The energy emitted from the Sun in an hour can meet the Earth's energy needs for a year, but the expropriation of this energy is a challenge, especially when it is dark. However, this may change thanks to the introduction of a new type of optical switch , which not only can store solar energy but also heat up on demand, whether day or night.
The arc lamp system is used to simulate the effect of heat on the new optical switch.(Photo: Live Science)
Designed by a team from Massachusetts Institute of Technology (MIT) and Harvard University (USA), the optical switch is a kind of molecule that can exist in two different states . After absorbing solar energy, the structure of this molecule is stretched. If a catalyst is used or the temperature is increased, the molecule will recover its original shape and release heat.
To increase the amount of heat released, Dr. Timothy Kucharski's team introduced optical switching molecules called azobenzene into molds containing carbon nanotubes (CNTs). In this way, they created a "thermal fuel" that has a very high concentration of energy.
Dr Kucharski said the energy density of the new material is only one-third that of a Lithium-ion battery, but his research team will boost its energy storage capacity to compete with Lithium-ion batteries. . The new technology is highly valued because it helps create solar energy in the form of heat, which can store and distribute energy day and night.

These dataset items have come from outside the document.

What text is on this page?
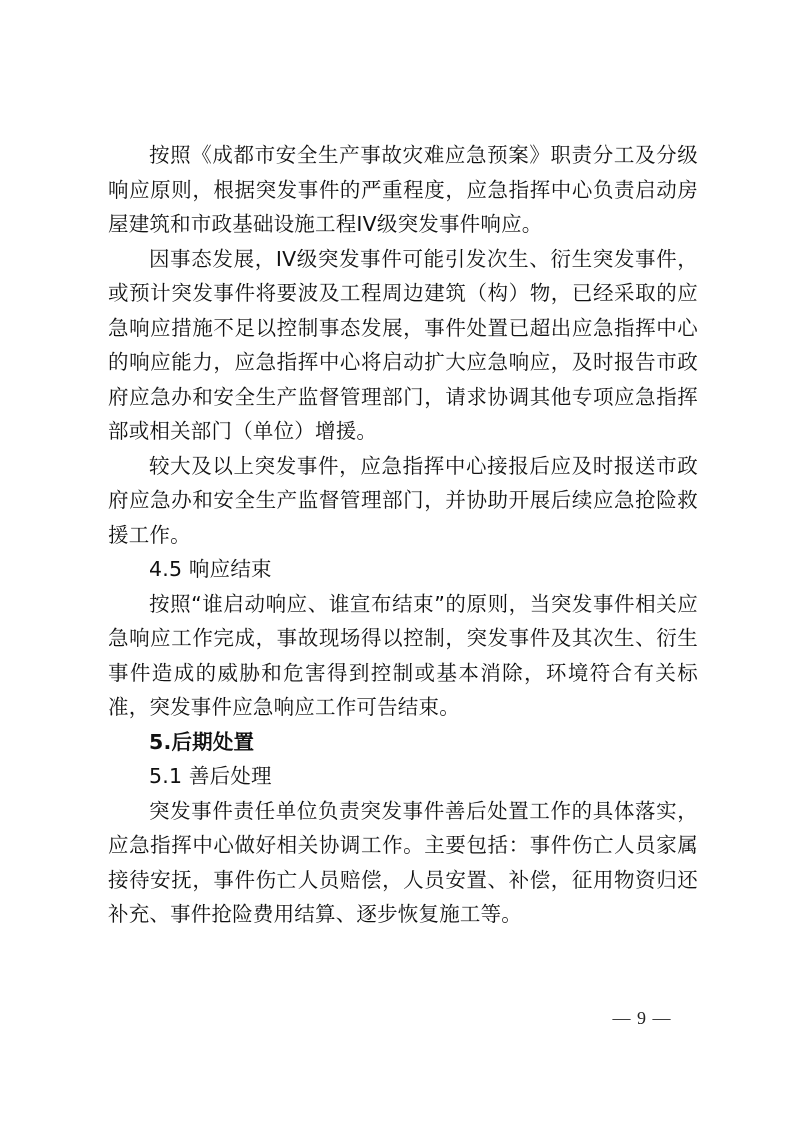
按照《成都市安全生产事故灾难应急预案》职责分工及分级响应原则，根据突发事件的严重程度，应急指挥中心负责启动房屋建筑和市政基础设施工程IV级突发事件响应。

因事态发展，IV级突发事件可能引发次生、衍生突发事件，或预计突发事件将要波及工程周边建筑（构）物，已经采取的应急响应措施不足以控制事态发展，事件处置已超出应急指挥中心的响应能力，应急指挥中心将启动扩大应急响应，及时报告市政府应急办和安全生产监督管理部门，请求协调其他专项应急指挥部或相关部门（单位）增援。

较大及以上突发事件，应急指挥中心接报后应及时报送市政府应急办和安全生产监督管理部门，并协助开展后续应急抢险救援工作。

4.5 响应结束

按照“谁启动响应、谁宣布结束”的原则，当突发事件相关应急响应工作完成，事故现场得以控制，突发事件及其次生、衍生事件造成的威胁和危害得到控制或基本消除，环境符合有关标准，突发事件应急响应工作可告结束。

5.后期处置

5.1 善后处理

突发事件责任单位负责突发事件善后处置工作的具体落实，应急指挥中心做好相关协调工作。主要包括：事件伤亡人员家属接待安抚，事件伤亡人员赔偿，人员安置、补偿，征用物资归还补充、事件抢险费用结算、逐步恢复施工等。

— 9 —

+ With the aim of increasing renewable energy production, scientists at Stanford University (USA) have unveiled a model of growing plants for biofuel mixed with solar panels. This model is said to be suitable for sunny areas, scarce water and cannot cultivate.
Accordingly, the water used to clean the photovoltaic panels will flow down and irrigate the plants below. In this way, the tree can use the water to grow and improve the land. On the other hand, the roots will help improve soil's thickness, while foliage can prevent wind blowing dust and sticking to the panels, thus improving energy efficiency. High-drought tolerant plants, can be grown on less fertile soils and suitable for this model are either pineapple or agave, which are abundant in South America and North America.